2クール目は残念ながら波があったものの、全体的な面白さは全く落ちていない。大会優勝が最終回と見せかけておいて、本当の最終回はみんなでただ単純にガンプラバトルを楽しむ話というどんでん返しも良かった。OVA的なやりたい放題の内容で(深夜アニメ的なノリでフミナのプラモデルを作ったりセカイをめぐってヒロインが修羅場になるあたりも良かった)、これだけやっても作品の芯が一切ブレないのは今までの積み重ねがあってこそだ。今まで凄く真面目な話をやってきたからこそ、最後の最後で「ガンプラバトルって楽しいんだぜ」と言ったことに説得力がある。そう、楽しけりゃなんだっていいのだ。楽しけりゃ最終回で壮大なギャグをかましたっていい。


全話素晴らしいのだけど、とりわけ22話が本当に良くて(1期の時も22話あたりがめちゃくちゃ良かった気がする…)、これを名作と言わず何を名作と言うのかと人類に問いただしたい。1期のアイラ・ユルキアイネン回も問答無用の傑作だったが、男臭さ全開のこちらもそれに匹敵する。
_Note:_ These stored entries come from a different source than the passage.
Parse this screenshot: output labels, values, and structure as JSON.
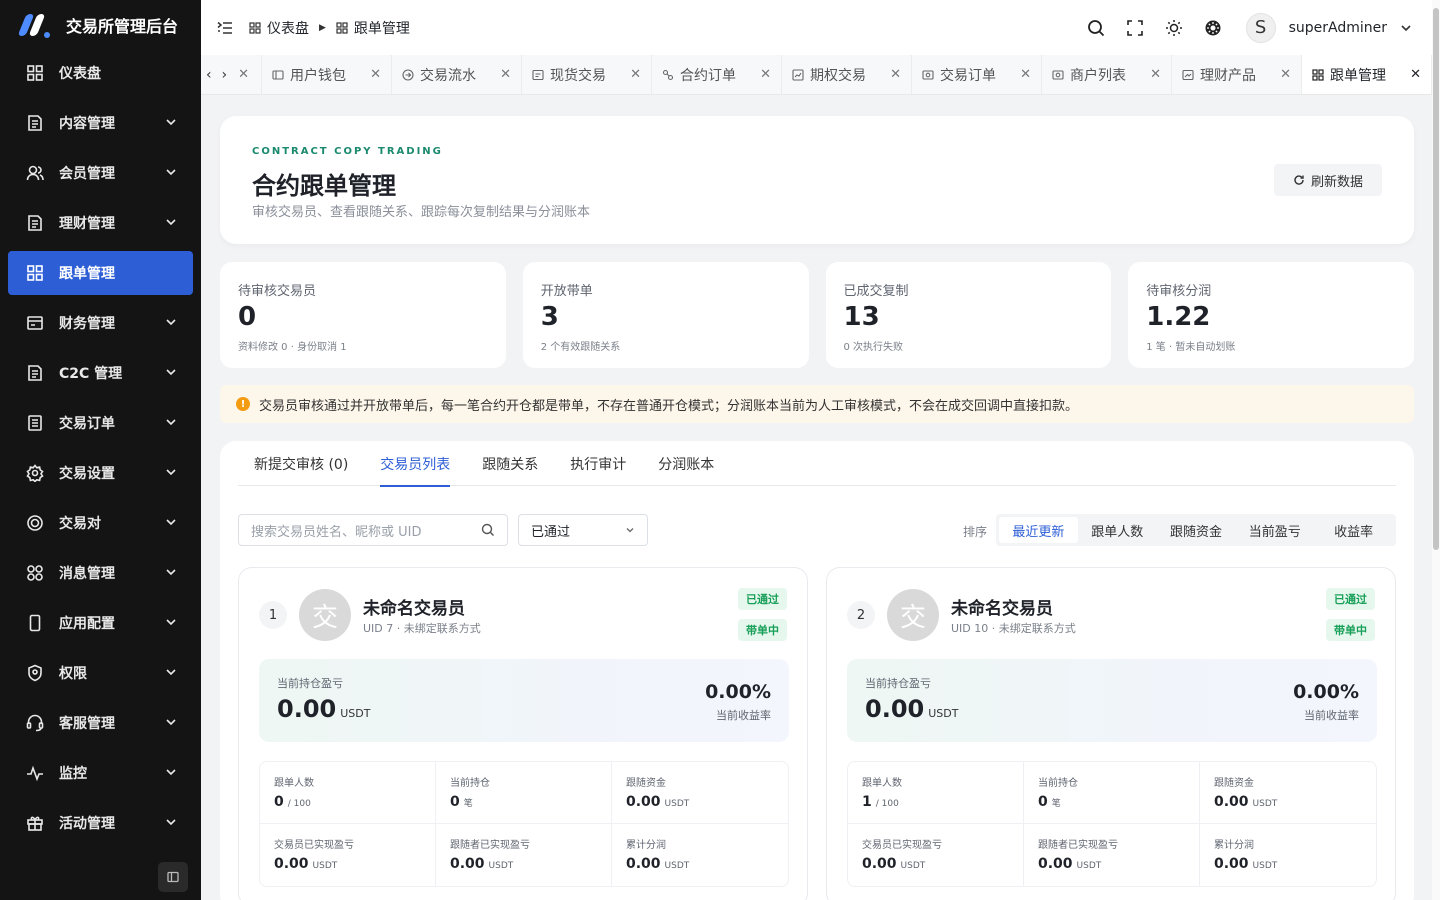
{
  "app": {
    "title": "交易所管理后台"
  },
  "sidebar": {
    "items": [
      {
        "label": "仪表盘",
        "icon": "grid-icon",
        "caret": false
      },
      {
        "label": "内容管理",
        "icon": "document-icon",
        "caret": true
      },
      {
        "label": "会员管理",
        "icon": "users-icon",
        "caret": true
      },
      {
        "label": "理财管理",
        "icon": "document-icon",
        "caret": true
      },
      {
        "label": "跟单管理",
        "icon": "grid-icon",
        "caret": false,
        "active": true
      },
      {
        "label": "财务管理",
        "icon": "wallet-icon",
        "caret": true
      },
      {
        "label": "C2C 管理",
        "icon": "document-icon",
        "caret": true
      },
      {
        "label": "交易订单",
        "icon": "list-icon",
        "caret": true
      },
      {
        "label": "交易设置",
        "icon": "gear-icon",
        "caret": true
      },
      {
        "label": "交易对",
        "icon": "coin-icon",
        "caret": true
      },
      {
        "label": "消息管理",
        "icon": "circles-icon",
        "caret": true
      },
      {
        "label": "应用配置",
        "icon": "phone-icon",
        "caret": true
      },
      {
        "label": "权限",
        "icon": "shield-icon",
        "caret": true
      },
      {
        "label": "客服管理",
        "icon": "headset-icon",
        "caret": true
      },
      {
        "label": "监控",
        "icon": "pulse-icon",
        "caret": true
      },
      {
        "label": "活动管理",
        "icon": "gift-icon",
        "caret": true
      }
    ]
  },
  "header": {
    "breadcrumb": [
      "仪表盘",
      "跟单管理"
    ],
    "user": {
      "initial": "S",
      "name": "superAdminer"
    }
  },
  "tabs": [
    {
      "label": "用户钱包",
      "icon": "wallet-icon"
    },
    {
      "label": "交易流水",
      "icon": "flow-icon"
    },
    {
      "label": "现货交易",
      "icon": "spot-icon"
    },
    {
      "label": "合约订单",
      "icon": "contract-icon"
    },
    {
      "label": "期权交易",
      "icon": "chart-icon"
    },
    {
      "label": "交易订单",
      "icon": "order-icon"
    },
    {
      "label": "商户列表",
      "icon": "merchant-icon"
    },
    {
      "label": "理财产品",
      "icon": "product-icon"
    },
    {
      "label": "跟单管理",
      "icon": "grid-icon",
      "active": true
    }
  ],
  "hero": {
    "eyebrow": "CONTRACT COPY TRADING",
    "title": "合约跟单管理",
    "subtitle": "审核交易员、查看跟随关系、跟踪每次复制结果与分润账本",
    "refresh_label": "刷新数据"
  },
  "stats": [
    {
      "label": "待审核交易员",
      "value": "0",
      "note": "资料修改 0 · 身份取消 1"
    },
    {
      "label": "开放带单",
      "value": "3",
      "note": "2 个有效跟随关系"
    },
    {
      "label": "已成交复制",
      "value": "13",
      "note": "0 次执行失败"
    },
    {
      "label": "待审核分润",
      "value": "1.22",
      "note": "1 笔 · 暂未自动划账"
    }
  ],
  "notice": {
    "text": "交易员审核通过并开放带单后，每一笔合约开仓都是带单，不存在普通开仓模式；分润账本当前为人工审核模式，不会在成交回调中直接扣款。",
    "color": "#f39c12"
  },
  "subtabs": [
    {
      "label": "新提交审核 (0)"
    },
    {
      "label": "交易员列表",
      "active": true
    },
    {
      "label": "跟随关系"
    },
    {
      "label": "执行审计"
    },
    {
      "label": "分润账本"
    }
  ],
  "filters": {
    "search_placeholder": "搜索交易员姓名、昵称或 UID",
    "status_value": "已通过",
    "sort_label": "排序",
    "sort_options": [
      {
        "label": "最近更新",
        "active": true
      },
      {
        "label": "跟单人数"
      },
      {
        "label": "跟随资金"
      },
      {
        "label": "当前盈亏"
      },
      {
        "label": "收益率"
      }
    ]
  },
  "traders": [
    {
      "rank": "1",
      "avatar_char": "交",
      "name": "未命名交易员",
      "uid_line": "UID 7 · 未绑定联系方式",
      "badges": [
        "已通过",
        "带单中"
      ],
      "pnl_label": "当前持仓盈亏",
      "pnl_value": "0.00",
      "pnl_unit": "USDT",
      "rate_value": "0.00%",
      "rate_label": "当前收益率",
      "metrics": [
        {
          "label": "跟单人数",
          "value": "0",
          "unit": "/ 100"
        },
        {
          "label": "当前持仓",
          "value": "0",
          "unit": "笔"
        },
        {
          "label": "跟随资金",
          "value": "0.00",
          "unit": "USDT"
        },
        {
          "label": "交易员已实现盈亏",
          "value": "0.00",
          "unit": "USDT"
        },
        {
          "label": "跟随者已实现盈亏",
          "value": "0.00",
          "unit": "USDT"
        },
        {
          "label": "累计分润",
          "value": "0.00",
          "unit": "USDT"
        }
      ]
    },
    {
      "rank": "2",
      "avatar_char": "交",
      "name": "未命名交易员",
      "uid_line": "UID 10 · 未绑定联系方式",
      "badges": [
        "已通过",
        "带单中"
      ],
      "pnl_label": "当前持仓盈亏",
      "pnl_value": "0.00",
      "pnl_unit": "USDT",
      "rate_value": "0.00%",
      "rate_label": "当前收益率",
      "metrics": [
        {
          "label": "跟单人数",
          "value": "1",
          "unit": "/ 100"
        },
        {
          "label": "当前持仓",
          "value": "0",
          "unit": "笔"
        },
        {
          "label": "跟随资金",
          "value": "0.00",
          "unit": "USDT"
        },
        {
          "label": "交易员已实现盈亏",
          "value": "0.00",
          "unit": "USDT"
        },
        {
          "label": "跟随者已实现盈亏",
          "value": "0.00",
          "unit": "USDT"
        },
        {
          "label": "累计分润",
          "value": "0.00",
          "unit": "USDT"
        }
      ]
    }
  ],
  "colors": {
    "accent": "#2d5ed6",
    "sidebar_bg": "#141414",
    "success": "#18a058",
    "eyebrow": "#1a8a6e"
  }
}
己の全てを剥き出しにした、パワーとパワーのぶつかり合い、小細工一切無しの戦いは本家ガンダムよりも熱いのでは、と思うほどの白熱ぶり。小難しい背景や設定が無いからこそ、こういう限界まで無駄な要素を削ぎ落としたシンプルで熱い戦闘が描ける。これこそ古き良き少年漫画の王道だ。


1期が凄すぎたのでこの2期はさすがに1期は超えられないだろう…と考えていた時期があった。今となっては懐かしい。蓋を開けてみれば1期を更に上回る出来映えで、毎回毎回感動しきりの2期だった。そしてなにより、カミキ・ミライという素晴らしきヒロインとの出会いもあった。正直言うと半分はカミキ・ミライのために見ていたと言っても過言ではないし、カミキ・ミライがいたおかげでおれは躊躇なくBD-BOXを購入できた。精も魂も尽き果てて帰宅した日、録画したGBFTに出ているカミキ・ミライを見ると人生も捨てたもんじゃねえなと思えたし、その夜は決まって酒が美味かった。フミナ先輩も素晴らしかったのだが1人選ぶとなるとやはりカミキ・ミライだ。カミキ・ミライのような姉がほしいだけの人生だった。